Die Politik geht die Reform des kirchlichen Arbeitsrechts langsam an
Das kirchliche Arbeitsrecht ist von mehreren Seiten unter Druck: Seit Jahren schränken Gerichte, angeführt vom Europäischen Gerichtshof, die Möglichkeiten der Kirche als Arbeitgeberin ein. Auch bei den Bischöfen, die zugleich Gesetzgeber und oberste Dienstherren in der Kirche sind, ist klar, dass die bisherigen Anforderungen an die persönliche Lebensführung ihrer Mitarbeiter nicht zu halten sind. Nach dem Coming-out von queeren Kirchenmitarbeitenden in der Aktion "#OutInChurch" und einer klaren Abstimmung der dritten Synodalversammlung beeilten sich immer mehr Bischöfe und Generalvikare, die anstehende Reform der Grundordnung in Form von Selbstverpflichtungen vorwegzunehmen – zum Druck von den Gerichten kommt der Druck der Gläubigen und Beschäftigten.

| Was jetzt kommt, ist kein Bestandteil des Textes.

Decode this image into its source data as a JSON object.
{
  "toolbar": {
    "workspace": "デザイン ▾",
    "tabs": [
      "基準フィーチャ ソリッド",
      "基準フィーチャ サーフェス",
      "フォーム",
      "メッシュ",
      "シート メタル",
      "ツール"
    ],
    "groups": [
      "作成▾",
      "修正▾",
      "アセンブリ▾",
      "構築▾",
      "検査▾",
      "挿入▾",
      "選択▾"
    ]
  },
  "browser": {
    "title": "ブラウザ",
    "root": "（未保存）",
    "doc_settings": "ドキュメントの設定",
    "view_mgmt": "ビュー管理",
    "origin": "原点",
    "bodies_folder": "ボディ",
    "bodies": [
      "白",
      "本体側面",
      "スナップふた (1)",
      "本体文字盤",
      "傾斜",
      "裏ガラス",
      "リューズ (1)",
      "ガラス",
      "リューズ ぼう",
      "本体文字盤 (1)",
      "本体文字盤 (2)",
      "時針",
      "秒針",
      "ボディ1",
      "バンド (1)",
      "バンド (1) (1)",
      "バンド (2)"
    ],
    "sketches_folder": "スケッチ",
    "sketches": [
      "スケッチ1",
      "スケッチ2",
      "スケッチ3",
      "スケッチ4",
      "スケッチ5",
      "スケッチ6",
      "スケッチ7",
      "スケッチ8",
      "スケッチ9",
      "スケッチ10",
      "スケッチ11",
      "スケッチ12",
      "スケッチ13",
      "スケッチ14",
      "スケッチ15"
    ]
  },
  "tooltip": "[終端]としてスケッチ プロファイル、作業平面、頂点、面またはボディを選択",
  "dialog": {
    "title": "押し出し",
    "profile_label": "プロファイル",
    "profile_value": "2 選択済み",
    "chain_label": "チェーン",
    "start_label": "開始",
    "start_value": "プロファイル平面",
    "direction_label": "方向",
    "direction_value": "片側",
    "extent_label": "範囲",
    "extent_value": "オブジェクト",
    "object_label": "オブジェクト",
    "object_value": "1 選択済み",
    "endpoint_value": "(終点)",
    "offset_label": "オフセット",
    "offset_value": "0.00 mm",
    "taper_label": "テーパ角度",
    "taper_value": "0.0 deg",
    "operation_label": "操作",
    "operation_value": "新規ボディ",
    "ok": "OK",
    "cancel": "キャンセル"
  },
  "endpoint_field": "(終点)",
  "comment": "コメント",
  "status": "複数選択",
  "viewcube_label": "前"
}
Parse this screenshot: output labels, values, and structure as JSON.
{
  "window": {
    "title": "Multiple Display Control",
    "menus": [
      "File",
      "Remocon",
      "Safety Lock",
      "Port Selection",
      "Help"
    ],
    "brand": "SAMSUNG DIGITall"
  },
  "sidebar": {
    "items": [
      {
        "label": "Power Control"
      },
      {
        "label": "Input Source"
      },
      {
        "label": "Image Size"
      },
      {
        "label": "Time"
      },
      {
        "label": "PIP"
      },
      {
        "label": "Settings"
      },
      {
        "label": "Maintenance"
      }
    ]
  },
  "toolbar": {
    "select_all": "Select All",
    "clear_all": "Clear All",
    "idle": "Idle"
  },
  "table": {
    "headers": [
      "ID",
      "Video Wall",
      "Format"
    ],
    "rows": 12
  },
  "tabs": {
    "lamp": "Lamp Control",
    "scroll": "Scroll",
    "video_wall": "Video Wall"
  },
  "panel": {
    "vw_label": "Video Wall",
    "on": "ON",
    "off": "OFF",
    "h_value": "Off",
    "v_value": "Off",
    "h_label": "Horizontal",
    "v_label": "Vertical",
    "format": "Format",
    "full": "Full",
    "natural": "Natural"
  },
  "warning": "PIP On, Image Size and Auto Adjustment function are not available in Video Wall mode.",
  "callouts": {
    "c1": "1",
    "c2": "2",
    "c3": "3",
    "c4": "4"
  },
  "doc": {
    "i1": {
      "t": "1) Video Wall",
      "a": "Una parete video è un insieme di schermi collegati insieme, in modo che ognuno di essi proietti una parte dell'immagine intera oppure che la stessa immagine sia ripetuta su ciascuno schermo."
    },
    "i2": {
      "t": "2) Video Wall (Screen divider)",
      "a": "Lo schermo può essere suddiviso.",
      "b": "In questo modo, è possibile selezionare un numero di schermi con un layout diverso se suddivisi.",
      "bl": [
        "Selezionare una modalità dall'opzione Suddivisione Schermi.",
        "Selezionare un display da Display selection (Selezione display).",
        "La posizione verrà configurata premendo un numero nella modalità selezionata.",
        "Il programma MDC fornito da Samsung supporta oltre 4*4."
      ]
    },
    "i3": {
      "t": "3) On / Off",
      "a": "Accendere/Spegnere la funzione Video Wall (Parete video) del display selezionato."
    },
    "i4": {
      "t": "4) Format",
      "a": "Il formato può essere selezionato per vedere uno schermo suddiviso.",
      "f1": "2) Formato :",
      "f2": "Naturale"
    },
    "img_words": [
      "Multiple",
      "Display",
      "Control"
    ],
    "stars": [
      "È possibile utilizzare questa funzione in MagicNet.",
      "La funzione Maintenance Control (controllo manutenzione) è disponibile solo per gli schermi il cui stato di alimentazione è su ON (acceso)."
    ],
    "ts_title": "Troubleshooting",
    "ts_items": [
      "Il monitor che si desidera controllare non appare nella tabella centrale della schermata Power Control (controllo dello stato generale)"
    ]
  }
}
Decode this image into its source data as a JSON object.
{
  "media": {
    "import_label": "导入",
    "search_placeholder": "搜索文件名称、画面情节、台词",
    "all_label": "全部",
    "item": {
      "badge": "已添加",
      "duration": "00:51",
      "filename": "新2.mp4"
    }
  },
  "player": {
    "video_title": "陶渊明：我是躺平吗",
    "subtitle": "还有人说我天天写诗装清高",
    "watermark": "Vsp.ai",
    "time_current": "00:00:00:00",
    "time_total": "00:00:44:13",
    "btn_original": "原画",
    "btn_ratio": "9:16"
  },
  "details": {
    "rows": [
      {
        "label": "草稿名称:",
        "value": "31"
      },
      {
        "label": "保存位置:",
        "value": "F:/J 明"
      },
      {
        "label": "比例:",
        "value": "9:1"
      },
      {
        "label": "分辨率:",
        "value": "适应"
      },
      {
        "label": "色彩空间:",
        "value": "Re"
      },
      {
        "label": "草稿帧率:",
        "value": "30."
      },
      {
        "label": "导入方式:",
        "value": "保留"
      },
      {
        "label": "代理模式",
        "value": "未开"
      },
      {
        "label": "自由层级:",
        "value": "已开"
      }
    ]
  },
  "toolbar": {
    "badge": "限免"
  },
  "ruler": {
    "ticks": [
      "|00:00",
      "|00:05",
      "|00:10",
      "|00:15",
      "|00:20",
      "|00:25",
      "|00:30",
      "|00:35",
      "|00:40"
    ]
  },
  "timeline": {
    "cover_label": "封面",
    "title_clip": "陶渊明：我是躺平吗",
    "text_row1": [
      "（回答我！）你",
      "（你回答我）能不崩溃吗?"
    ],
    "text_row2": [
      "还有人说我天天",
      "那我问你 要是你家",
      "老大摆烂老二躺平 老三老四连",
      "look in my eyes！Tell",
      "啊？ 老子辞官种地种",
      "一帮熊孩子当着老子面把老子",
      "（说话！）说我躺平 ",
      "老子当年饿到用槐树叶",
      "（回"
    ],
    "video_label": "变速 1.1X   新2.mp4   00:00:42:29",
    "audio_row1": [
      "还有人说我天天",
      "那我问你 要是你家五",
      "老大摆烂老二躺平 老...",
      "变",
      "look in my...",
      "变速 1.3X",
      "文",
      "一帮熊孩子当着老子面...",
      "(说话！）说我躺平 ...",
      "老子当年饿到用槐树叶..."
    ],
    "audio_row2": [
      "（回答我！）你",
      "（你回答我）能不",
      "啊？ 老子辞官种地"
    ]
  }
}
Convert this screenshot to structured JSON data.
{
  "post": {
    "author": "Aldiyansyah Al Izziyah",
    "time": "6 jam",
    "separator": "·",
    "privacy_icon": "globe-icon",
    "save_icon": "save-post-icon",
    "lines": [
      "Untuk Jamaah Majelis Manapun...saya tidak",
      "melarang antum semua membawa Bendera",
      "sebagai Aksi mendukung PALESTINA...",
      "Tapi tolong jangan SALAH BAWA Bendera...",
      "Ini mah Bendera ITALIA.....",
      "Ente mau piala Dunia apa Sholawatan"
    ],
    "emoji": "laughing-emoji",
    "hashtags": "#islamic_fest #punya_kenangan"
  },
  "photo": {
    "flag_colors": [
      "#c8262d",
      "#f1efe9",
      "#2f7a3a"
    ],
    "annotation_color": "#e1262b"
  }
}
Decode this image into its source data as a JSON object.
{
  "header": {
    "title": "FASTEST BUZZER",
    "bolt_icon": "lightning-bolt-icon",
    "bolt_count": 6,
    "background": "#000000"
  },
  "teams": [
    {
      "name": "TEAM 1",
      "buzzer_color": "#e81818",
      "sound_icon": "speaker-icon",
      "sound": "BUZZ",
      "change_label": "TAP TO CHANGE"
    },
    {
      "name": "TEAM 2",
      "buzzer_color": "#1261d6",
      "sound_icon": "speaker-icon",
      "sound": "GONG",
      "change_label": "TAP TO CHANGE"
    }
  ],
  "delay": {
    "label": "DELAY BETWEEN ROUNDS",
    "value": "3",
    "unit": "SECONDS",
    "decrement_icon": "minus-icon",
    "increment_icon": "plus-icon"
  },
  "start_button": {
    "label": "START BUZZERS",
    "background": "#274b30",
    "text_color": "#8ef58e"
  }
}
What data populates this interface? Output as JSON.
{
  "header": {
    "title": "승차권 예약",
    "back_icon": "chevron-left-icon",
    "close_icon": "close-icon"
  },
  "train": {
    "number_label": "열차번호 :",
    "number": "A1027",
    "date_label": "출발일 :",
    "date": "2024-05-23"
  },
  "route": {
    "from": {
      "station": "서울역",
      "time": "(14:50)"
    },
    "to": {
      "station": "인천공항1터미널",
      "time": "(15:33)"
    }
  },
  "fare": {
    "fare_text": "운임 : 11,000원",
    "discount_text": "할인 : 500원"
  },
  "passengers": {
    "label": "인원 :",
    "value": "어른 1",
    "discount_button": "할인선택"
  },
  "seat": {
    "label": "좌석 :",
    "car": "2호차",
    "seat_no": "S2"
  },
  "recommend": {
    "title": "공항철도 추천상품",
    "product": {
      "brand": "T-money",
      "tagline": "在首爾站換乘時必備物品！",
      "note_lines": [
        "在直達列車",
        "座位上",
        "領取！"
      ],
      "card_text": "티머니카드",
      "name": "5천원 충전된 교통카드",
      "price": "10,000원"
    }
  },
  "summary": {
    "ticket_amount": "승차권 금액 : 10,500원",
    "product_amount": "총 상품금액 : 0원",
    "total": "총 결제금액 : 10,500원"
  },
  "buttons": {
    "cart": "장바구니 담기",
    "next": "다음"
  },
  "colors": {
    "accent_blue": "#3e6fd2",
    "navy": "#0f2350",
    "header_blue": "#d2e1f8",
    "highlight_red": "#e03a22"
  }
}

Druck könnte auch die Politik ausüben: Nach 16 Jahren CDU-geführter Regierungen steht den Kirchen erstmals wieder eine Regierungsmehrheit gegenüber, die die Besonderheiten des kirchlichen Arbeitsrechts durchweg kritisch sieht. Doch schon der Koalitionsvertrag war zurückhaltender, als es Gewerkschaften gehofft und Kirchen gefürchtet hatten: Lediglich einen Prüfauftrag hat die Ampel dort formuliert. "Gemeinsam mit den Kirchen prüfen wir, inwiefern das kirchliche Arbeitsrecht dem staatlichen Arbeitsrecht angeglichen werden kann. Verkündungsnahe Tätigkeiten bleiben ausgenommen", hieß es dort unter dem Schlagwort "Mitbestimmung" im Kapitel zur Arbeitspolitik. Während derzeit vor allem die Loyalitätspflichten im Bereich der persönlichen Lebensführung im Blick sind, ist es gerade den Gewerkschaften ein Dorn im Auge, dass das Betriebsverfassungsgesetz für Religionsgemeinschaften nicht gilt und die Kirchen stattdessen eigene Mitarbeitervertretungsordnungen erlassen, die weniger Rechte für Beschäftigte vorsehen. Der "Dritte Weg" der Kirchen im Arbeitsrecht setzt auf die Einigung von Kommissionen aus Dienstnehmern und Dienstgebern statt auf Mittel des Arbeitskampfes, um Arbeitsbedingungen zu regeln.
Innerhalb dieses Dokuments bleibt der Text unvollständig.